"I admire treatment and the personnel's proficiency," Mr. Sarkozy said to newsmen.
"There are 28 children from Beslan among the inmates. I was at the bedside of several. The doctors say all will be well twenty days or a month later, except one child, who is under intensive care."
Psychological stress after the school hostage-taking tragedy is far worse than bodily injuries, he added.
"I talked to the kids and their parents. All said they were anxious to get home but, as we were told, many will go to the Black Sea coast to convalesce and completely rehabilitate."
Parents share hospital rooms with the little patients, which does them much good, remarked the minister.
He was profoundly touched to see a huge stock of gifts the Beslan kids are getting from Muscovites and city schools.

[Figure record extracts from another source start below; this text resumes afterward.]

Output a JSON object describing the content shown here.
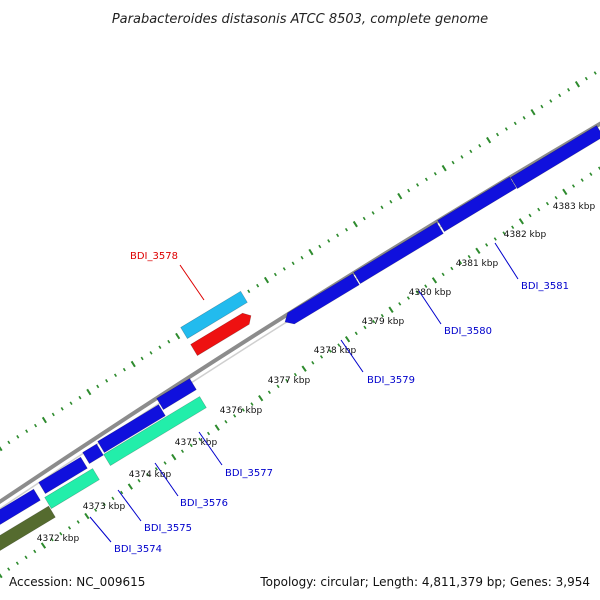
{
  "title": "Parabacteroides distasonis ATCC 8503, complete genome",
  "footer": {
    "accession": "Accession: NC_009615",
    "summary": "Topology: circular; Length: 4,811,379 bp; Genes: 3,954"
  },
  "colors": {
    "backbone": "#8c8c8c",
    "tick": "#2e8b2e",
    "label_line_blue": "#0000cc",
    "label_line_red": "#dd0000"
  },
  "ticks": [
    "4372 kbp",
    "4373 kbp",
    "4374 kbp",
    "4375 kbp",
    "4376 kbp",
    "4377 kbp",
    "4378 kbp",
    "4379 kbp",
    "4380 kbp",
    "4381 kbp",
    "4382 kbp",
    "4383 kbp"
  ],
  "gene_labels": [
    {
      "text": "BDI_3574",
      "color": "#0000cc"
    },
    {
      "text": "BDI_3575",
      "color": "#0000cc"
    },
    {
      "text": "BDI_3576",
      "color": "#0000cc"
    },
    {
      "text": "BDI_3577",
      "color": "#0000cc"
    },
    {
      "text": "BDI_3578",
      "color": "#dd0000"
    },
    {
      "text": "BDI_3579",
      "color": "#0000cc"
    },
    {
      "text": "BDI_3580",
      "color": "#0000cc"
    },
    {
      "text": "BDI_3581",
      "color": "#0000cc"
    }
  ],
  "feature_colors": {
    "cds_blue": "#1010dd",
    "cds_teal": "#22eeaa",
    "cds_olive": "#556b2f",
    "cds_cyan": "#22bbee",
    "cds_red": "#ee1111"
  }
}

"As I said to our friends in Russia, we French were shocked with television footages cast from Beslan. I expressed heartfelt solidarity with Russians," said Mr. Sarkozy.
All told, Moscow hospitals presently have eighty little patients from Beslan. One, Murat Kalmanov, aged six, has a splinter wound in the left shoulder, a bad concussion, and an injury of soft head tissues. Albert Dashiev, 12, was injured with a mine blast. Kambolat Bayev, 9, has many splinter wounds, a bad burn and concussion.

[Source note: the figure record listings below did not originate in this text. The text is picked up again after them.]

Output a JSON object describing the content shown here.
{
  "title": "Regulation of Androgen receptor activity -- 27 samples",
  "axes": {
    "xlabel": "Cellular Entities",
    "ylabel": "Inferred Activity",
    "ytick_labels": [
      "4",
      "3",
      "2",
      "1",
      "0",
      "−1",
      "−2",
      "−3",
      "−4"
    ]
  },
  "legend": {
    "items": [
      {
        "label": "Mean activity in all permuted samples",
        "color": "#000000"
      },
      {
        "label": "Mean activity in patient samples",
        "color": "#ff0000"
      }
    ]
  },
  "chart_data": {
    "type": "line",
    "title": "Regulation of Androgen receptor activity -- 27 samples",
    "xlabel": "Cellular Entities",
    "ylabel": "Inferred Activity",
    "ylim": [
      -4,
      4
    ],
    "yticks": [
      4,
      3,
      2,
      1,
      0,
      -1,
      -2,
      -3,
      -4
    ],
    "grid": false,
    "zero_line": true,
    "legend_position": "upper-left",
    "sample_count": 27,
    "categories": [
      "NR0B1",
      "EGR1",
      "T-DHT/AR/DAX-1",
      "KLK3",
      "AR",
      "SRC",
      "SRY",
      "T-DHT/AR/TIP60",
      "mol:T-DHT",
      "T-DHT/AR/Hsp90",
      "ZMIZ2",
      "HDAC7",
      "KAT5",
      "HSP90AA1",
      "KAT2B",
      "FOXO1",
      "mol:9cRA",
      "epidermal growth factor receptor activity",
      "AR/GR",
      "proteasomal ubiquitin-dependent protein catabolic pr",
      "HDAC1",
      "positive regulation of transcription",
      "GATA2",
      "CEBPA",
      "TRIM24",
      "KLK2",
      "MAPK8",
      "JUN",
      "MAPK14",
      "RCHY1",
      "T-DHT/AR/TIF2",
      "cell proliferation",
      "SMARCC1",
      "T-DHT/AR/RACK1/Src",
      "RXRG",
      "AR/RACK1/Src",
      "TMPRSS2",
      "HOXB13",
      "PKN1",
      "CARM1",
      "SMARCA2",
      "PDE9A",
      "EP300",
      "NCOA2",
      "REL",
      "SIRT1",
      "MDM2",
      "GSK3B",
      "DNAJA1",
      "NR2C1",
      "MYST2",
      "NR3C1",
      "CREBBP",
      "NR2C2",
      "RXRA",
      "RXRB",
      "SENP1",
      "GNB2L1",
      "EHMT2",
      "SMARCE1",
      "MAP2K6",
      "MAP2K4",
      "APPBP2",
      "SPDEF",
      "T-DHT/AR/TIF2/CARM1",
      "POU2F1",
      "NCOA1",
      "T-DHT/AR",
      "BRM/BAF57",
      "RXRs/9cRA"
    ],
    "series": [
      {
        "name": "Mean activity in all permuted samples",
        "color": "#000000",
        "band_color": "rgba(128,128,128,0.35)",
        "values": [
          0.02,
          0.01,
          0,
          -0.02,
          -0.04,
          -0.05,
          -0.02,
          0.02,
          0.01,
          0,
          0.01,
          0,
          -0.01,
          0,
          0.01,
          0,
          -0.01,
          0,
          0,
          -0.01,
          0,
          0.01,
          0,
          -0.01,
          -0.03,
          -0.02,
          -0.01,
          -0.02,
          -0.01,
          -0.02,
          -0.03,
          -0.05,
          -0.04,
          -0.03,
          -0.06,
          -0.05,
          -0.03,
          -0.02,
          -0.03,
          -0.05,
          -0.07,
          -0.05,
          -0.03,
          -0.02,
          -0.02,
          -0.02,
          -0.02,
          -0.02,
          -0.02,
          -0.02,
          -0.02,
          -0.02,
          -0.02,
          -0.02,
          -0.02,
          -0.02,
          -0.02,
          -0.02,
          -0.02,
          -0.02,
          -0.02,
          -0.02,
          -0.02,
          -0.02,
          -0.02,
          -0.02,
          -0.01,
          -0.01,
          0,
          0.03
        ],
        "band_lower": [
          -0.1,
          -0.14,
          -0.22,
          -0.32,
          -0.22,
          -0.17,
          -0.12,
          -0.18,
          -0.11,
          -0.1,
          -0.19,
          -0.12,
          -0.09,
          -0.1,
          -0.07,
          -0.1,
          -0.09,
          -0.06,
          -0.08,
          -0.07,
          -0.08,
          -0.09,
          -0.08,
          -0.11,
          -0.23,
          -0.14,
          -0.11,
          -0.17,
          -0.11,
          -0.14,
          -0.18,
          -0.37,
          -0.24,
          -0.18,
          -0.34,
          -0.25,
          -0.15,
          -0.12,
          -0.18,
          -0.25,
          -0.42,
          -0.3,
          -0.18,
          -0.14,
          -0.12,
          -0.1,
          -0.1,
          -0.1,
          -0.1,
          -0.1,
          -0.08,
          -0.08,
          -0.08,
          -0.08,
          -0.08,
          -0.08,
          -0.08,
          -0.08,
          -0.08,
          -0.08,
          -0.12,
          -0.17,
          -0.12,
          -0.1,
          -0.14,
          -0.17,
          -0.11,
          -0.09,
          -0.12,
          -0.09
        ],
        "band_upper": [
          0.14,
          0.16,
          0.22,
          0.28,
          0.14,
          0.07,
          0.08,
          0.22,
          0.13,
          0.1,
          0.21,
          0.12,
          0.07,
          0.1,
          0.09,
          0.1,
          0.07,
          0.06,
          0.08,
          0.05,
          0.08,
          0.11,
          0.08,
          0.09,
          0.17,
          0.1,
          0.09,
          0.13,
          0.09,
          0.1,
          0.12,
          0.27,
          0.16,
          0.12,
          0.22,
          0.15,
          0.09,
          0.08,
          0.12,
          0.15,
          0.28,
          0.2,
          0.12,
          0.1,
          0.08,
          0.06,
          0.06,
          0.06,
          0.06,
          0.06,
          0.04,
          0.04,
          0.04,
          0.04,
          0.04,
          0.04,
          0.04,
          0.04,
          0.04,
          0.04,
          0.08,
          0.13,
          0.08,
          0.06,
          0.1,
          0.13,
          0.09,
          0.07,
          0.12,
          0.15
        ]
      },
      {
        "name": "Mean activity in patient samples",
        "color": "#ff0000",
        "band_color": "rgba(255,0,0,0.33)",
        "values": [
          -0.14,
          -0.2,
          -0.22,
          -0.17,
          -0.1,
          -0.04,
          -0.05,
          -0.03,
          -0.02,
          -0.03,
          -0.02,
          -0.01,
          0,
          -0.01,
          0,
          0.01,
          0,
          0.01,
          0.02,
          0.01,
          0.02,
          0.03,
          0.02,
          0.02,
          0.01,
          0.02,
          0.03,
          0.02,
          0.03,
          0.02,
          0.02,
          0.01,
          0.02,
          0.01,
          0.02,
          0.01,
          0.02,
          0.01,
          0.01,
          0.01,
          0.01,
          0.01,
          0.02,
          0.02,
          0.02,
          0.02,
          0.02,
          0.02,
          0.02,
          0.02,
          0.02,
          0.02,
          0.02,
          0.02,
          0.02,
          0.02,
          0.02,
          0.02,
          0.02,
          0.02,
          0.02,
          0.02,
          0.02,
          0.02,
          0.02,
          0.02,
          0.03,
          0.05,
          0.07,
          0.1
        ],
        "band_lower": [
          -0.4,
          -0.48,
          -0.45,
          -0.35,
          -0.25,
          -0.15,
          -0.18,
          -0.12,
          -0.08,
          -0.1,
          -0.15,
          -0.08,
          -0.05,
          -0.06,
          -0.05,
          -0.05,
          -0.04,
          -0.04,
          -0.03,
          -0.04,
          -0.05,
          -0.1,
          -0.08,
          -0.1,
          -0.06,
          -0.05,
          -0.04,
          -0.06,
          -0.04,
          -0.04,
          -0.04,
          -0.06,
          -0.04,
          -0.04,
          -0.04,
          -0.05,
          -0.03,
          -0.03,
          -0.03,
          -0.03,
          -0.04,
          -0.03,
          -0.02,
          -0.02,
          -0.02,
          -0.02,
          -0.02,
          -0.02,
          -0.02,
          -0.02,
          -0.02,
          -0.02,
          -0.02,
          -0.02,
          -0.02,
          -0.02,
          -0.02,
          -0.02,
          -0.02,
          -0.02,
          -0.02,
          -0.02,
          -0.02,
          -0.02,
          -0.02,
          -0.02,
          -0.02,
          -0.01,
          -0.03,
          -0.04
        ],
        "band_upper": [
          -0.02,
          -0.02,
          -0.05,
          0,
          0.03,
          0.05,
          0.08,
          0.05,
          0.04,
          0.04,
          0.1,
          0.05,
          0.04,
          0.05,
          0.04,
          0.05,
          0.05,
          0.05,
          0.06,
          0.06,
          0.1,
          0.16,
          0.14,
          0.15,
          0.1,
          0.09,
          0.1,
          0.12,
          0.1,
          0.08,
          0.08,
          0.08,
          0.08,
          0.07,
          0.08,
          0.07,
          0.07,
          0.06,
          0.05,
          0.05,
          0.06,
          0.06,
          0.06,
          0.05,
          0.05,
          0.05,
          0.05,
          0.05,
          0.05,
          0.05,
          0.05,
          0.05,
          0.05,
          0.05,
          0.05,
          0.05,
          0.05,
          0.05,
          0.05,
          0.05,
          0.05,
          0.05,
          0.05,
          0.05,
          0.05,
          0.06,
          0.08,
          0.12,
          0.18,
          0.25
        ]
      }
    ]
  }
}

The Moscow-based Russian Central Children's Hospital was established 19 years ago. It is the country's largest hospital for underage patients, with 1,025 beds, and has 32 branches for all fields of pediatrics, with token exceptions. The hospital annually caters for 13,000 patients from every part of Russia, and performs 6,000 surgical operations. School-age children need not to miss classes while in hospital-it has a secondary school on the premises.